Luella’s Reise McDaniel returned the opening kickoff 95 yards for a touchdown Friday night. And immediately, Villa Rica had to know that these were not the 2010 Lions, who came into their stadium last year singing vain tunes, setting a tone on which they never came close to following through.

“Last year, we were on the bus, whooping and hollering about ‘They don’t know what’s about to hit them,’ came out expecting to win on talent and got punched in the mouth,” Luella coach Nic Vasilchek said. “But this was a test of true character and feeling-wise, it’s a whole different feeling than last year.”

The Lions led from start to finish and gained a measure of revenge on Villa Rica in a 25-10 victory. Jared Hendricks threw a pair of touchdown passes to Reece Powell, who celebrated the second with his former offensive coordinator, Eddie Pratt, behind the Luella bench.

Gabe Smith scored on a 4-yard run as he and Laquez Freemon carried the ball effectively.

McDaniel’s return immediately put a winning stamp on the season for the Lions, giving them a 6-0 lead before fans were nestled in their seats.

“It definitely wakes the other team up, but it solidifies that this is a new year,” Vasilchek said. “All that past is history.”

And here, the coach smacked his right fist into his left palmfor emphasis, as if to pound away the memories of a 3-7 season.

“This is a new year — 2011!” he proclaimed.

It was hardly perfect, but it was light years better than the 41-8 humbling the Lions suffered at Villa Rica in last year’s season opener. The 2011 Lions still must iron out some center-quarterback snap issues — they fumbled several, but almost always managed to recover in time and special teams might need some work. But, on the whole, Vasilchek had reason to smile.

Villa Rica blocked a punt in the last seconds of the first half, and immediately converted it into a 36-yard field goal by Manny Rivera. Still, the Lions led 18-3 at halftime, with a defense led by seemingly ever-present Jason Carr keeping the Wildcats at bay. Luella also benefitted from two fumble recoveries and an Alvin Hill interception.

When Villa Rica appeared to gain momentum in the second half, after cutting its deficit to 18-10 on a 5-yard touchdown run by B.J. McCoy with 2:47 to go in the third quarter, the Lions found some inner resolve and beat back the threat.

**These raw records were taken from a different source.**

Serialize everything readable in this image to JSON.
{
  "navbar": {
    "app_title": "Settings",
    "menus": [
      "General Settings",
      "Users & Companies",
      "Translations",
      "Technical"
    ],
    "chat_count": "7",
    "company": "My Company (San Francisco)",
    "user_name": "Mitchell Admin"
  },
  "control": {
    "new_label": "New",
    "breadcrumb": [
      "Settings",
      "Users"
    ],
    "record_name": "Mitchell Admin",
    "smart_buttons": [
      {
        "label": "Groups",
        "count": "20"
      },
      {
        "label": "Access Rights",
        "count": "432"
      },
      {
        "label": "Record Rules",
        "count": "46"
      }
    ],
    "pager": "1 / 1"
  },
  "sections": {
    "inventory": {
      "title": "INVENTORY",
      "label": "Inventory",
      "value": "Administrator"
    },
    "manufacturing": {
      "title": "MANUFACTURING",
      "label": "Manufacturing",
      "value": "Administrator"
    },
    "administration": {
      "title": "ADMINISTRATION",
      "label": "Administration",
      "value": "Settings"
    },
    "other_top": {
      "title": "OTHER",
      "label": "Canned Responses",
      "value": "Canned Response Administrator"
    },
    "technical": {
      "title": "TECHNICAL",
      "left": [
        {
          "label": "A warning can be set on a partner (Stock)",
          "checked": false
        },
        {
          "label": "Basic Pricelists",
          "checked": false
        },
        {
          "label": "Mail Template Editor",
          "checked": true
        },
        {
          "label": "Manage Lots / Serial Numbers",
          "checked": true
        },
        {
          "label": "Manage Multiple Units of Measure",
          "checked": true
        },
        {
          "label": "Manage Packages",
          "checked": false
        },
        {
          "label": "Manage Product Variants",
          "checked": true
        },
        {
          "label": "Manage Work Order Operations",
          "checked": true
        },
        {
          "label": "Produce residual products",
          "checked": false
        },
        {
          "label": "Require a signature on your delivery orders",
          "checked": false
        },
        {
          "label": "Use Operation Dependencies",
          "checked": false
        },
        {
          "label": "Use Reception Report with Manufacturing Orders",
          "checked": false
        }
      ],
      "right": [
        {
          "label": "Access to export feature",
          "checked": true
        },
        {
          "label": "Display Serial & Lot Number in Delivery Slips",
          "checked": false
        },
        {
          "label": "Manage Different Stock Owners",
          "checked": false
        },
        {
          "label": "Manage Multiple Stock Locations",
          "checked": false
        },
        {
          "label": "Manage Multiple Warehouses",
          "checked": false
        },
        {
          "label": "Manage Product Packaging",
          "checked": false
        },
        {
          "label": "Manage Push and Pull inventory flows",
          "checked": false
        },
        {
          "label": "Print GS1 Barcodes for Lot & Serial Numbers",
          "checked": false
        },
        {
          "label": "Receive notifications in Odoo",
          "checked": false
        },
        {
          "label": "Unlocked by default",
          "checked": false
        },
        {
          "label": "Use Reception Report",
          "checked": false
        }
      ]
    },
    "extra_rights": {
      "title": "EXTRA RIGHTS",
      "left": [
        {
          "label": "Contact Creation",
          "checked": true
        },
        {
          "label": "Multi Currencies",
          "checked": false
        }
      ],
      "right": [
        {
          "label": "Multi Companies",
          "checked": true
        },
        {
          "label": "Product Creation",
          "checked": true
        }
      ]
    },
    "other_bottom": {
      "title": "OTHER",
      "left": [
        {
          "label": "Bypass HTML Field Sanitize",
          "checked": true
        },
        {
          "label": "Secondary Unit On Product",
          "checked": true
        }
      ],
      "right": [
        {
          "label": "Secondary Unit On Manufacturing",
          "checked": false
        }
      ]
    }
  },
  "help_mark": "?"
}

Hendricks found Hill on a big third-and-17 play at Luella’s own 21. Just as the Wildcats appeared to be in position to force the Lions into another punt, figuring to gain decent field position in the process, the pass play dealt Villa Rica a knee-buckling blow.

“It was absolutely huge,” Vasilchek said. “It was starting to go down that slope where a winning program was starting to get that third-quarter push. It was an absolutely huge catch, because then the mentality came back to the sideline that we can win.”

Hill’s catch put the Lions at the Villa Rica 46. That kept what would turn out to be a nearly seven-minute drive intact, and 11 plays later, Hendricks found Powell for their second touchdown connection of the game.

“We were struggling at first,” Hendricks said. “I had to come to the sideline and stay focused. ... (Powell) was my first read. I was specifically trying to figure out what I was going to do before I did it. It feels good. As a sophomore last year, I wasn’t playing much. But as a junior, I got to start and help get us a victory. It feels real good.”

Vasilchek was happy to see hard work pay off for all his players, but especially for Powell, a 4.0 student who had some work to do on catching the ball after being used primarily as a blocking tight end.

“If somebody’s going to get two touchdowns, you’d like it to be him,” Vasilchek said. “We’ve got to have more guys making plays like that.”